Results showed LLM-written summaries covered all key points and were rated 10% higher than human-written equivalents. The time savings were measured across a sample size of 300 summaries, showing 51% time reduction per incident summary.
## Edge Case Handling
An important production consideration emerged around input size. The team discovered hallucination issues when input size was small relative to prompt size—in these cases, the LLM would fabricate most of the summary and key points would be incorrect. The solution was programmatic: if input size is smaller than 200 tokens, the system does not call the LLM and instead relies on human-written summaries. This represents a practical example of understanding model limitations and implementing guardrails in production.
## Extension to Complex Use Cases
Building on summarization success, the team expanded to more complex executive communications drafted on behalf of Incident Commanders. These communications go beyond summaries to include multiple sections (summary, root cause, impact, mitigation), follow specific structures and formats, and must adhere to writing best practices including neutral tone, active voice, and minimal acronyms.
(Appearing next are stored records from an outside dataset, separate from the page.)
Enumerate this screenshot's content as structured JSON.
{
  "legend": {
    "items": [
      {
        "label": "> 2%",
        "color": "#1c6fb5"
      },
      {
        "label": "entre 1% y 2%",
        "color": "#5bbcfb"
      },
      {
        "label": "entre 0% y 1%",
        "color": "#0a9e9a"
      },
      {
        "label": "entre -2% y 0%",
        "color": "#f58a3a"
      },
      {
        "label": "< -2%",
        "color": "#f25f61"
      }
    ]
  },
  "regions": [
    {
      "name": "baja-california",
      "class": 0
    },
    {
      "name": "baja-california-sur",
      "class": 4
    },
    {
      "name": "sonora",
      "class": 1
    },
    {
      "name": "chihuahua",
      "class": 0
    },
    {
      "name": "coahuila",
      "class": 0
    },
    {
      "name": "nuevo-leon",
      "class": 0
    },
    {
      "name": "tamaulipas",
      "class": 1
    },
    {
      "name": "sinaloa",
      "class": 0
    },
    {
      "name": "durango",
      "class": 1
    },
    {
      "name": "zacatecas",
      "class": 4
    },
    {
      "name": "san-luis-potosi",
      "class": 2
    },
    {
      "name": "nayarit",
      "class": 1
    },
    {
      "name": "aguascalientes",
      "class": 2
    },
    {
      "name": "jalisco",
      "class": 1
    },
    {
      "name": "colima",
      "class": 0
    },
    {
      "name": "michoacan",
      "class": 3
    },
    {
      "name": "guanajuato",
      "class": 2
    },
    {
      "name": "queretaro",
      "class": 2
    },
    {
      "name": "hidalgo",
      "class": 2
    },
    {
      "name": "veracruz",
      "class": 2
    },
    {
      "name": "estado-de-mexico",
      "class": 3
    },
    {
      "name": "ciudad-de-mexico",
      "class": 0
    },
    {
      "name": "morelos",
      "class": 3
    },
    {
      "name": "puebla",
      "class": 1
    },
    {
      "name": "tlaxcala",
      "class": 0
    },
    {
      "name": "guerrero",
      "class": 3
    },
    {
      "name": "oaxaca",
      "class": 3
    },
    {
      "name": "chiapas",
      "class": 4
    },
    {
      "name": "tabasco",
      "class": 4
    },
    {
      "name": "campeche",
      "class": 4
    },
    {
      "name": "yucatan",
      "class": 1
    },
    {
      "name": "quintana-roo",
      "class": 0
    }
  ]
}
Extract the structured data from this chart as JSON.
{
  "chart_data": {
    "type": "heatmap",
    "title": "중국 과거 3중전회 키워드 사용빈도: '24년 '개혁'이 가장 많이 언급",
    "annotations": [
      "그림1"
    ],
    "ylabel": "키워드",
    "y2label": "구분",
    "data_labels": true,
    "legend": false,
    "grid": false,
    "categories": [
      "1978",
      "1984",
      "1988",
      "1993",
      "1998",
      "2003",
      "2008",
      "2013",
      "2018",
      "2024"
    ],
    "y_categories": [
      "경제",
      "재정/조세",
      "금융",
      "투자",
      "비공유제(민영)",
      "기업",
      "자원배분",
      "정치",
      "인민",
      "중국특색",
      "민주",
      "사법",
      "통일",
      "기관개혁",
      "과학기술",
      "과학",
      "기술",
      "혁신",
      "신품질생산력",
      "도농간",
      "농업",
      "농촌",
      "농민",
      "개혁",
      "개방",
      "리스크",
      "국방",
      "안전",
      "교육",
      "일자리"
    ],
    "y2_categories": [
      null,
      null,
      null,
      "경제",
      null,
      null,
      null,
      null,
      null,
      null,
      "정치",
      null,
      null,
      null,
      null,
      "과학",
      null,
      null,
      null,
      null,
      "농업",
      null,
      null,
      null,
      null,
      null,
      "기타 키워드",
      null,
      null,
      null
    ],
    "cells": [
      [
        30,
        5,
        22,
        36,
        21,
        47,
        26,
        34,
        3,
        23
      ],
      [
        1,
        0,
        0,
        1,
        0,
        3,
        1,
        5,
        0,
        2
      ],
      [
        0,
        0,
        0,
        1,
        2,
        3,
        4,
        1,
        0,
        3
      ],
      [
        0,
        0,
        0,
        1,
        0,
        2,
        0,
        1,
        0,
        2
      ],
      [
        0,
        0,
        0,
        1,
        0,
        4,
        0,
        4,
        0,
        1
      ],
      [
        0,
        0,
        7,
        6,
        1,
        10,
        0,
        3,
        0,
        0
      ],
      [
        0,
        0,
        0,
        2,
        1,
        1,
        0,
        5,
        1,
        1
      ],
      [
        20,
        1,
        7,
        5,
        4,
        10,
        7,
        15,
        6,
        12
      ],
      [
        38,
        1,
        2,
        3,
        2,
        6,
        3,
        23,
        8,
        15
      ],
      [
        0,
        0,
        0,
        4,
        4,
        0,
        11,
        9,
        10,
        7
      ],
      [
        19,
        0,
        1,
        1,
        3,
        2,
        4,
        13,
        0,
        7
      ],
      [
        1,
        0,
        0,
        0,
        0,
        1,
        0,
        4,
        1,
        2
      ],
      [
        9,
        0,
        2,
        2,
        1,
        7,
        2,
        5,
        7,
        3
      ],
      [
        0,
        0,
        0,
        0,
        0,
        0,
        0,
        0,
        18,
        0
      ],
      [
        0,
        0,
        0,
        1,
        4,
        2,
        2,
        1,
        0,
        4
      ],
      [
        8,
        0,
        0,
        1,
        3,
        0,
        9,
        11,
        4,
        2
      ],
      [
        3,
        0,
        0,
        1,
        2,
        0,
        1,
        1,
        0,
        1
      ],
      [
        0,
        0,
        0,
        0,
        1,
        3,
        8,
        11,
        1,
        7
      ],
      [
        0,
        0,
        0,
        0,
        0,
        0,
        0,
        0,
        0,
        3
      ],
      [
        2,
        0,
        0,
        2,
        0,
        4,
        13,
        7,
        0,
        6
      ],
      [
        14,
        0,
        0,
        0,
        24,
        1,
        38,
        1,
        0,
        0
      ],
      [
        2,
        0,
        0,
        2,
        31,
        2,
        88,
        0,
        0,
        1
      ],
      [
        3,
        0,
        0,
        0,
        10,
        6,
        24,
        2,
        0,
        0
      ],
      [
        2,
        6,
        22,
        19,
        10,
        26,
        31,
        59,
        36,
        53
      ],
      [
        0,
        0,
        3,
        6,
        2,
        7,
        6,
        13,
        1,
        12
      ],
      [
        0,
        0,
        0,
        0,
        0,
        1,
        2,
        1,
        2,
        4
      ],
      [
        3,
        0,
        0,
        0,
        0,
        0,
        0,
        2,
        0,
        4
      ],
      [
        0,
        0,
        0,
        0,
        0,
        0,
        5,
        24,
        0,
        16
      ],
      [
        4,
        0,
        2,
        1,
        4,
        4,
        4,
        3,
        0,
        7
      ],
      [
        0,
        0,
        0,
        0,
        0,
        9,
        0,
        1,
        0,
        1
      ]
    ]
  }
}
The experiment with executive communications showed generative AI can evolve beyond high-level summarization. LLM-generated drafts reduced time spent on executive summaries by 53% while delivering at least on-par content quality in terms of factual accuracy and adherence to writing best practices.
## Future Directions
The team mentions exploring generative AI for other security applications including teaching LLMs to rewrite C++ code to memory-safe Rust and getting generative AI to read design documents and issue security recommendations based on content. These represent potential expansions of the LLMOps infrastructure established for incident response.
## Critical Assessment
While the results are impressive, it's worth noting that this case study comes from Google's own security blog, so there may be some inherent positive bias. The evaluation methodology, while described, doesn't specify whether the blind evaluators knew the experiment was comparing humans to LLMs. The 10% quality improvement is reported without confidence intervals or statistical significance testing. Additionally, the privacy infrastructure that prevents logging may create challenges for debugging and continuous improvement that aren't fully addressed in the write-up. The approach of simply not calling the LLM for small inputs (under 200 tokens) is pragmatic but doesn't address how to improve performance on these edge cases over time.